New financial mechanisms are needed to link global finance to small-scale, low-carbon energy assets
Financial aggregation can help address the triple threat of climate change, environmental degradation, and social inequalities
Posted June 30, 2022
NEW YORK - Linking Global Finance to Small-Scale Clean Energy, a new report released by UNDP's Climate Aggregation Platform today, finds that financial aggregation remains nascent in the distributed renewable energy sector. Still, it holds tremendous potential to enable global capital markets to finance energy access in developing countries because of the growth potential and rapid evolution of this sector.
"Financial aggregation has the potential to unlock new sources of capital investment for distributed renewable energy projects and businesses in developing countries," said Stefanie Held, Director of the Sustainable Energy Hub at UNDP. "Leveraging best practices from developed markets to fast-track the use of financial aggregation in developing countries will help unlock the much-needed finance for small-scale distributed energy projects."
Markets for financial aggregation require innovation and time to reach maturity, viability, and scale; a typical financial aggregation transaction is complex, involving numerous steps and multiple stakeholders.
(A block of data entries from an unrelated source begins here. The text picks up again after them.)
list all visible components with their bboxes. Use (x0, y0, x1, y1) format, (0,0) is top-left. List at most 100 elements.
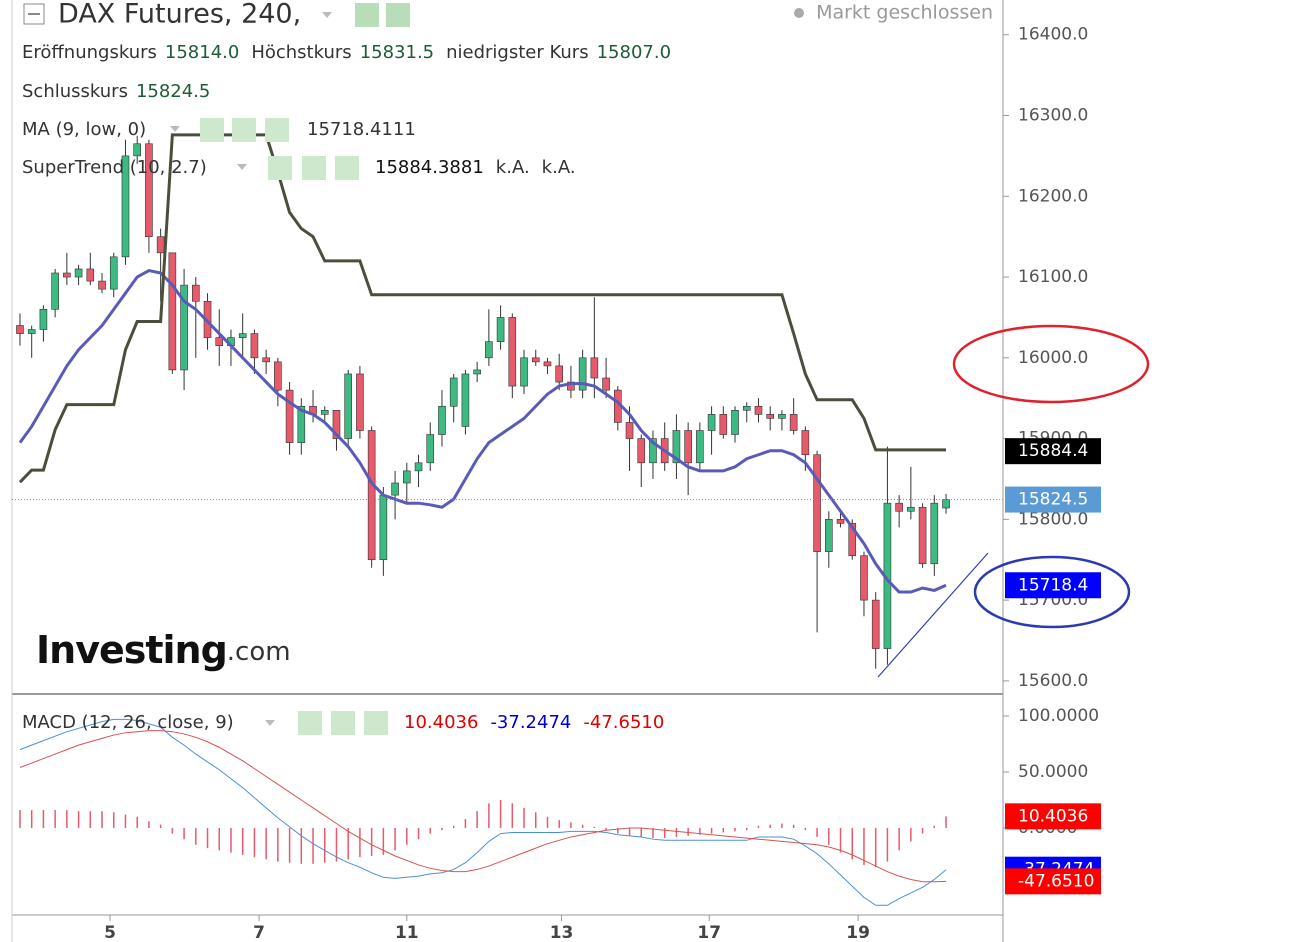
x-tick-label: 19 (846, 923, 870, 942)
settings-button[interactable] (232, 118, 256, 142)
indicator-value: 15884.3881 (375, 157, 484, 178)
candle-body (778, 414, 786, 419)
eye-button[interactable] (298, 711, 322, 735)
candle-body (414, 462, 423, 472)
dropdown[interactable] (265, 720, 275, 726)
y-tick-label: 50.0000 (1018, 762, 1088, 782)
candle-body (109, 256, 118, 290)
candle-body (848, 523, 857, 556)
y-tick-label: 16100.0 (1018, 267, 1088, 287)
dropdown[interactable] (322, 12, 332, 18)
ohlc-value: 15814.0 (165, 42, 239, 63)
candle-body (707, 414, 716, 431)
candle-body (168, 252, 177, 371)
candle-body (637, 438, 646, 464)
candle-body (473, 369, 481, 375)
candle-body (403, 470, 411, 484)
candle-body (625, 422, 634, 439)
candle-body (696, 430, 704, 464)
candle-body (86, 268, 95, 282)
value-tag (1005, 803, 1101, 830)
y-tick-label: 16400.0 (1018, 25, 1088, 45)
ohlc-value: 15831.5 (360, 42, 434, 63)
candle-body (801, 430, 810, 456)
candle-body (930, 502, 939, 565)
candle-body (789, 414, 798, 431)
candle-body (731, 410, 739, 435)
candle-body (39, 309, 48, 330)
ohlc-name: Höchstkurs (251, 42, 351, 63)
candle-body (145, 143, 153, 237)
candle-body (274, 361, 282, 391)
candle-body (16, 325, 24, 334)
status-dot (794, 8, 804, 18)
x-tick-label: 17 (697, 923, 721, 942)
dropdown[interactable] (237, 164, 247, 170)
x-tick-label: 13 (550, 923, 574, 942)
eye-button[interactable] (355, 3, 379, 27)
candle-body (496, 317, 505, 342)
price-tag-label: 15824.5 (1018, 490, 1088, 510)
indicator-name: MA (9, low, 0) (22, 119, 146, 140)
eye-button[interactable] (200, 118, 224, 142)
ohlc-name: Schlusskurs (22, 81, 128, 102)
market-status: Markt geschlossen (816, 2, 993, 24)
candle-body (449, 377, 458, 407)
candle-body (567, 381, 575, 391)
candle-body (672, 430, 681, 464)
dropdown[interactable] (170, 126, 180, 132)
indicator-extra: k.A. (496, 157, 530, 178)
indicator-value: -47.6510 (583, 712, 664, 733)
candle-body (813, 454, 821, 552)
signal-line (19, 730, 947, 883)
ohlc-name: niedrigster Kurs (446, 42, 588, 63)
price-tag (1005, 486, 1101, 513)
indicator-value: 10.4036 (404, 712, 478, 733)
legend-row: Schlusskurs 15824.5 (22, 81, 210, 102)
candle-body (121, 155, 130, 258)
price-tag-label: 15718.4 (1018, 575, 1088, 595)
candle-body (942, 499, 950, 509)
candle-body (836, 519, 845, 524)
candle-body (192, 284, 200, 302)
close-button[interactable] (265, 118, 289, 142)
candle-body (543, 361, 552, 367)
close-button[interactable] (364, 711, 388, 735)
candle-body (719, 414, 728, 435)
settings-button[interactable] (386, 3, 410, 27)
blue-ellipse (973, 555, 1131, 629)
settings-button[interactable] (302, 156, 326, 180)
y-tick-label: 100.0000 (1018, 706, 1099, 726)
ma-line (18, 268, 947, 594)
candle-body (367, 430, 376, 561)
watermark: Investing.com (36, 628, 291, 672)
indicator-extra: k.A. (542, 157, 576, 178)
candle-body (297, 405, 306, 443)
candle-body (215, 337, 224, 346)
candle-body (860, 555, 868, 601)
y-tick-label: 15800.0 (1018, 509, 1088, 529)
collapse-button[interactable] (23, 3, 45, 25)
eye-button[interactable] (268, 156, 292, 180)
watermark-suffix: .com (227, 637, 291, 667)
candle-body (63, 272, 71, 278)
candle-body (590, 357, 599, 379)
supertrend-line (18, 133, 947, 484)
candle-body (578, 357, 587, 391)
close-button[interactable] (335, 156, 359, 180)
candle-body (438, 405, 446, 435)
x-tick-label: 5 (104, 923, 116, 942)
ohlc-value: 15807.0 (597, 42, 671, 63)
indicator-name: MACD (12, 26, close, 9) (22, 712, 234, 733)
macd-line (19, 718, 947, 906)
legend-row: 15884.3881 k.A. k.A. (375, 157, 576, 178)
candle-body (520, 357, 528, 387)
y-tick-label: 16300.0 (1018, 106, 1088, 126)
candle-body (133, 143, 141, 157)
settings-button[interactable] (331, 711, 355, 735)
candle-body (379, 494, 388, 561)
candle-body (825, 519, 833, 552)
legend-row: 10.4036 -37.2474 -47.6510 (404, 712, 664, 733)
trend-line (877, 552, 989, 678)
Complementary de-risking mechanisms such as concessional financing, guarantees, subsidies, or tax- exemptions, to name a few, are required before financial aggregation can unlock financing at scale towards energy access.
"Addressing the barriers highlighted in this report and supporting the structuring and deployment of innovative financial mechanisms such as aggregation, could help increase access to, and lower the cost of financing for energy companies” " said Eduardo Appleyard, Project Coordinator of Climate Aggregation Platform. – a Global Environment Facility (GEF) - funded project to promote the scale-up of financial aggregation for small-scale clean energy in developing countries.
While the report predominantly focuses on Sub-Saharan Africa, the findings broadly apply to all developing regions, especially those with underdeveloped financial markets.
The development of this report was led by the UNDP, prepared by experts from the Climate Bonds Initiative and includes an extensive literature review and dozens of interviews with relevant stakeholders, both from the product (sell) and finance (buy) sides.